The Secaucus chapter of the People to People International—a worldwide organization that fosters peaceful relationships among different cultures—held its second annual International Festival in Buchmuller Park April 30. The theme for this year's event was umbrellas, which lined the park and are meant to represent peace. (Last year’s theme was honoring 9/11 survivors.)
President Dwight Eisenhower launched PTPI in September 1956, as an effort to promote a more peaceful world through international understanding.
In that spirit, the International Festival featured Bollywood dancing, a multicultural children's fashion show, taekwondo demonstrations, and samba dancing. Not to mention foods—and interpretations of foods--from over 20 different countries, including Germany, Japan, Brazil, and Sweden.
“This is just one of PTPI's events to bring everybody together from different nationalities, and promote peace.” said Donna Lastella, a PTPI volunteer whose food table represented France. Her offerings included bread with cheese, Nutella, and jelly on the side.
“In France, the sandwiches, they give you the bread and everything on the side—the side sandwich, so to speak,” Lastella said. “If you get a ham and cheese sandwich in France, they literally will give you the bread on the side and the ham and cheese on the side.”
“We need to raise awareness so that everybody can work together for one common goal and make the community a better place.” – Cathy Wolfe
Eshaan Mangat, 15, vice president for the PTPI Secaucus Chapter, stood over samosas filled with vegetables at the India table--a staple of Indian culture, according to Mangat. “It's kind of like a street food—basically like potatoes, peas and a bunch of other stuff you can put in, and then they fry it,” said Mangat, an American born student of Indian descent.
Next to Mangat, at the Middle East table, Preston Luh shared his collection of bread, carrots, and pita chips with spices.
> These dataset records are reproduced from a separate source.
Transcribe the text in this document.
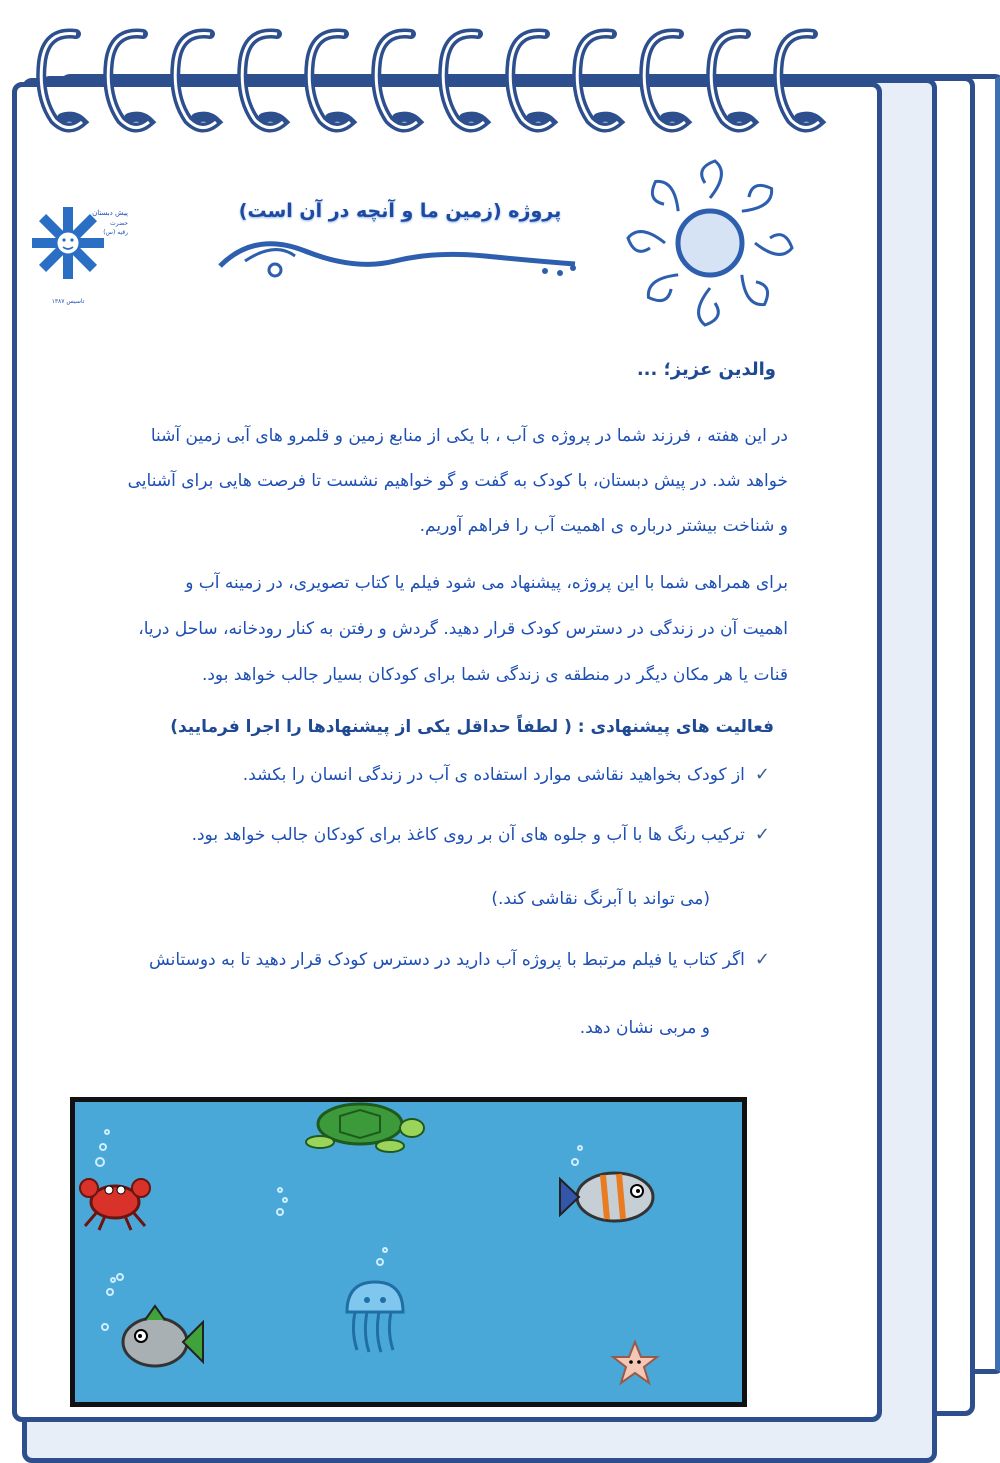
پیش دبستان
حضرت
رقیه (س)
تاسیس ۱۳۸۷
پروژه (زمین ما و آنچه در آن است)
والدین عزیز؛ ...
در این هفته ، فرزند شما در پروژه ی آب ، با یکی از منابع زمین و قلمرو های آبی زمین آشنا
خواهد شد. در پیش دبستان، با کودک به گفت و گو خواهیم نشست تا فرصت هایی برای آشنایی
و شناخت بیشتر درباره ی اهمیت آب را فراهم آوریم.
برای همراهی شما با این پروژه، پیشنهاد می شود فیلم یا کتاب تصویری، در زمینه آب و
اهمیت آن در زندگی در دسترس کودک قرار دهید. گردش و رفتن به کنار رودخانه، ساحل دریا،
قنات یا هر مکان دیگر در منطقه ی زندگی شما برای کودکان بسیار جالب خواهد بود.
فعالیت های پیشنهادی : ( لطفاً حداقل یکی از پیشنهادها را اجرا فرمایید)
✓از کودک بخواهید نقاشی موارد استفاده ی آب در زندگی انسان را بکشد.
✓ترکیب رنگ ها با آب و جلوه های آن بر روی کاغذ برای کودکان جالب خواهد بود.
(می تواند با آبرنگ نقاشی کند.)
✓اگر کتاب یا فیلم مرتبط با پروژه آب دارید در دسترس کودک قرار دهید تا به دوستانش
و مربی نشان دهد.
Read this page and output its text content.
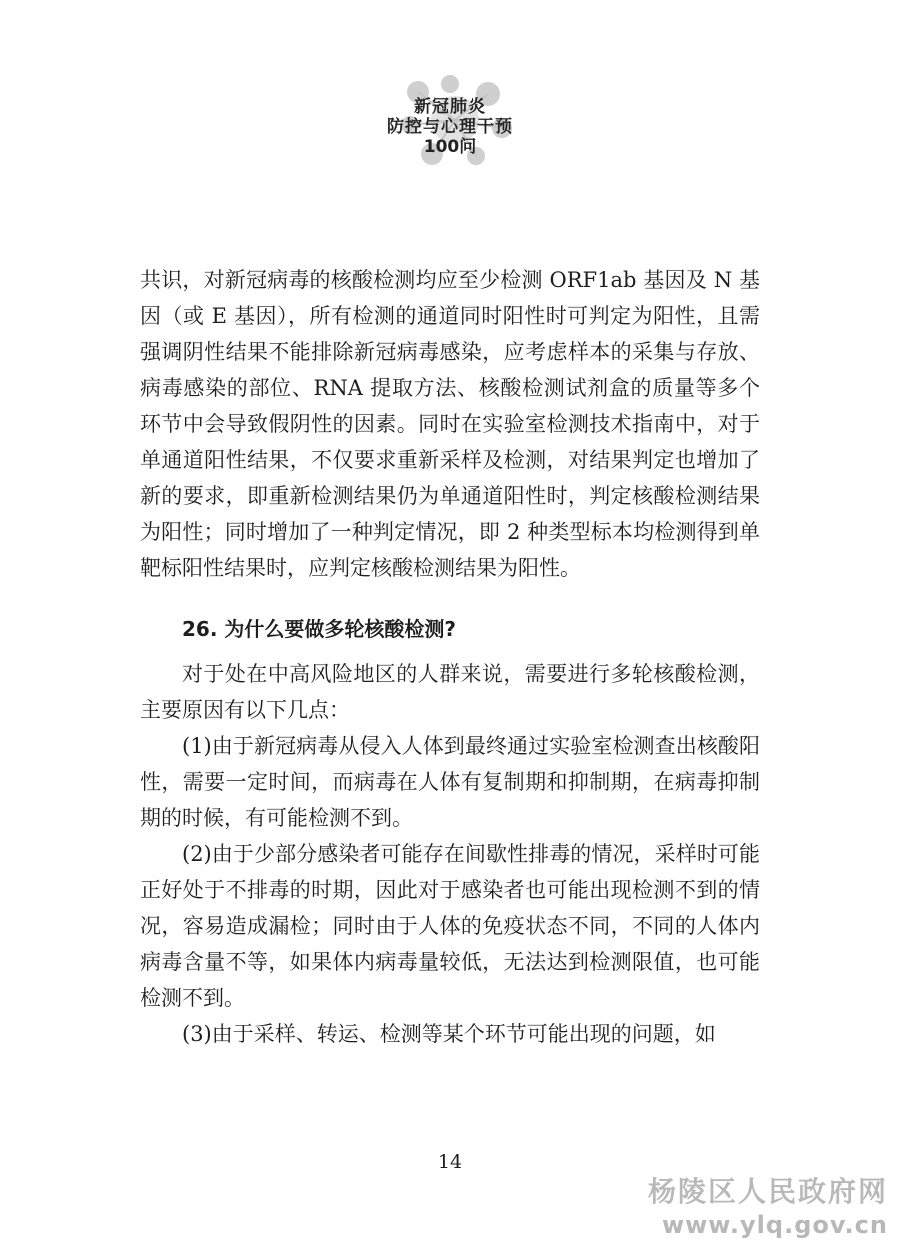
新冠肺炎
防控与心理干预
100问

共识，对新冠病毒的核酸检测均应至少检测 ORF1ab 基因及 N 基因（或 E 基因），所有检测的通道同时阳性时可判定为阳性，且需强调阴性结果不能排除新冠病毒感染，应考虑样本的采集与存放、病毒感染的部位、RNA 提取方法、核酸检测试剂盒的质量等多个环节中会导致假阴性的因素。同时在实验室检测技术指南中，对于单通道阳性结果，不仅要求重新采样及检测，对结果判定也增加了新的要求，即重新检测结果仍为单通道阳性时，判定核酸检测结果为阳性；同时增加了一种判定情况，即 2 种类型标本均检测得到单靶标阳性结果时，应判定核酸检测结果为阳性。

26. 为什么要做多轮核酸检测?

对于处在中高风险地区的人群来说，需要进行多轮核酸检测，主要原因有以下几点：

(1)由于新冠病毒从侵入人体到最终通过实验室检测查出核酸阳性，需要一定时间，而病毒在人体有复制期和抑制期，在病毒抑制期的时候，有可能检测不到。

(2)由于少部分感染者可能存在间歇性排毒的情况，采样时可能正好处于不排毒的时期，因此对于感染者也可能出现检测不到的情况，容易造成漏检；同时由于人体的免疫状态不同，不同的人体内病毒含量不等，如果体内病毒量较低，无法达到检测限值，也可能检测不到。

(3)由于采样、转运、检测等某个环节可能出现的问题，如

14
杨陵区人民政府网
www.ylq.gov.cn
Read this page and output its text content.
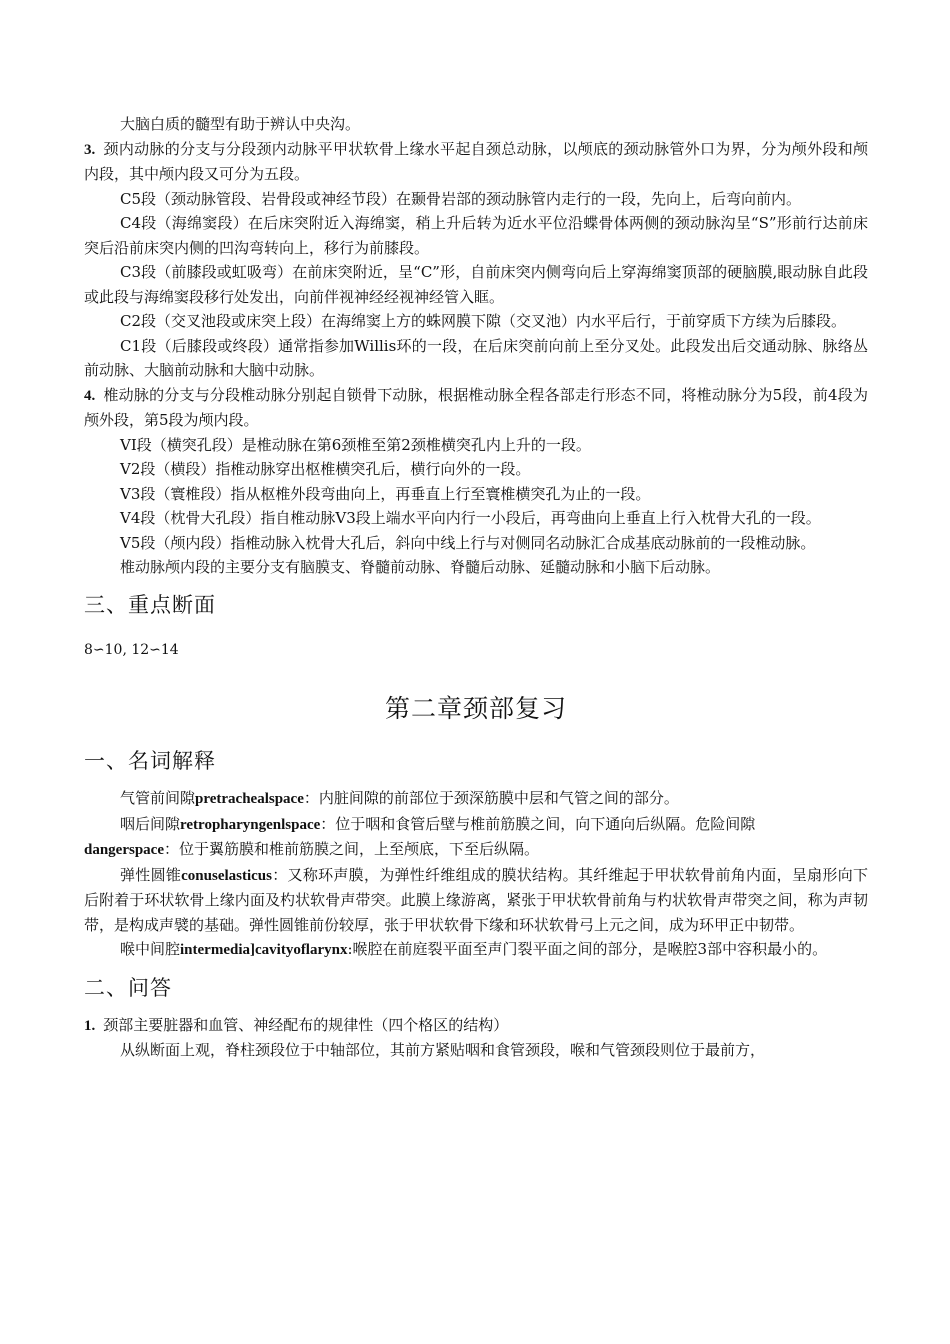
大脑白质的髓型有助于辨认中央沟。

3. 颈内动脉的分支与分段颈内动脉平甲状软骨上缘水平起自颈总动脉，以颅底的颈动脉管外口为界，分为颅外段和颅内段，其中颅内段又可分为五段。

C5段（颈动脉管段、岩骨段或神经节段）在颞骨岩部的颈动脉管内走行的一段，先向上，后弯向前内。

C4段（海绵窦段）在后床突附近入海绵窦，稍上升后转为近水平位沿蝶骨体两侧的颈动脉沟呈“S”形前行达前床突后沿前床突内侧的凹沟弯转向上，移行为前膝段。

C3段（前膝段或虹吸弯）在前床突附近，呈“C”形，自前床突内侧弯向后上穿海绵窦顶部的硬脑膜,眼动脉自此段或此段与海绵窦段移行处发出，向前伴视神经经视神经管入眶。

C2段（交叉池段或床突上段）在海绵窦上方的蛛网膜下隙（交叉池）内水平后行，于前穿质下方续为后膝段。

C1段（后膝段或终段）通常指参加Willis环的一段，在后床突前向前上至分叉处。此段发出后交通动脉、脉络丛前动脉、大脑前动脉和大脑中动脉。

4. 椎动脉的分支与分段椎动脉分别起自锁骨下动脉，根据椎动脉全程各部走行形态不同，将椎动脉分为5段，前4段为颅外段，第5段为颅内段。

VI段（横突孔段）是椎动脉在第6颈椎至第2颈椎横突孔内上升的一段。

V2段（横段）指椎动脉穿出枢椎横突孔后，横行向外的一段。

V3段（寰椎段）指从枢椎外段弯曲向上，再垂直上行至寰椎横突孔为止的一段。

V4段（枕骨大孔段）指自椎动脉V3段上端水平向内行一小段后，再弯曲向上垂直上行入枕骨大孔的一段。

V5段（颅内段）指椎动脉入枕骨大孔后，斜向中线上行与对侧同名动脉汇合成基底动脉前的一段椎动脉。

椎动脉颅内段的主要分支有脑膜支、脊髓前动脉、脊髓后动脉、延髓动脉和小脑下后动脉。

三、重点断面

8∽10, 12∽14

第二章颈部复习
一、名词解释

气管前间隙pretrachealspace：内脏间隙的前部位于颈深筋膜中层和气管之间的部分。

咽后间隙retropharyngenlspace：位于咽和食管后壁与椎前筋膜之间，向下通向后纵隔。危险间隙
dangerspace：位于翼筋膜和椎前筋膜之间，上至颅底，下至后纵隔。

弹性圆锥conuselasticus：又称环声膜，为弹性纤维组成的膜状结构。其纤维起于甲状软骨前角内面，呈扇形向下后附着于环状软骨上缘内面及杓状软骨声带突。此膜上缘游离，紧张于甲状软骨前角与杓状软骨声带突之间，称为声韧带，是构成声襞的基础。弹性圆锥前份较厚，张于甲状软骨下缘和环状软骨弓上元之间，成为环甲正中韧带。

喉中间腔intermedia]cavityoflarynx:喉腔在前庭裂平面至声门裂平面之间的部分，是喉腔3部中容积最小的。

二、问答

1. 颈部主要脏器和血管、神经配布的规律性（四个格区的结构）

从纵断面上观，脊柱颈段位于中轴部位，其前方紧贴咽和食管颈段，喉和气管颈段则位于最前方，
“This promotes love and peace,” said Sumera Haan, who presented chicken biryani—a combination of rice, chicken and Indian spices—at the Pakistan table. Though from India, Haan said that biryani is popular there as well. She said that cultural expressions are “what is needed in the world right now. This should happen in every part of the U.S.”
“This is our special cultural food,” added Ruahsana Ahmed, who was assisting Hann with the food, and is from Pakistan herself.
“Whatever the special occasion—a wedding, any kind of party, any celebration, we celebrate with biryani. [It has] lots of spices.” According to Ahmed, the dish takes a good two to three hours to cook. “It's not easy to make.”
Other food offerings included Polish perogis, Greek dolmades, and sticky rice and mangoes from the Philippines.
Before the event began, the vendors gathered at Trolley Park for their “peace walk” to Buchmuller. “Today is actually just trying to educate the community,” said Cathy Wolfe, an officer for PTPI’s Secaucus chapter, as the procession maneuvered down Paterson Plank Road towards the festivities.
“We need to raise awareness so that everybody can work together for one common goal and make the community a better place. This town is rich with cultures, so we want to share it with the community.”
Mayor Michael Gonnelli also made an appearance at the event, taking pictures with young children. Speaking of its importance afterwards, he said, “It is something that is very cultural. It brings a lot of recognition to the different cultures. It was Indian. It was American—several different cultures. It really proves how diverse Secaucus is.”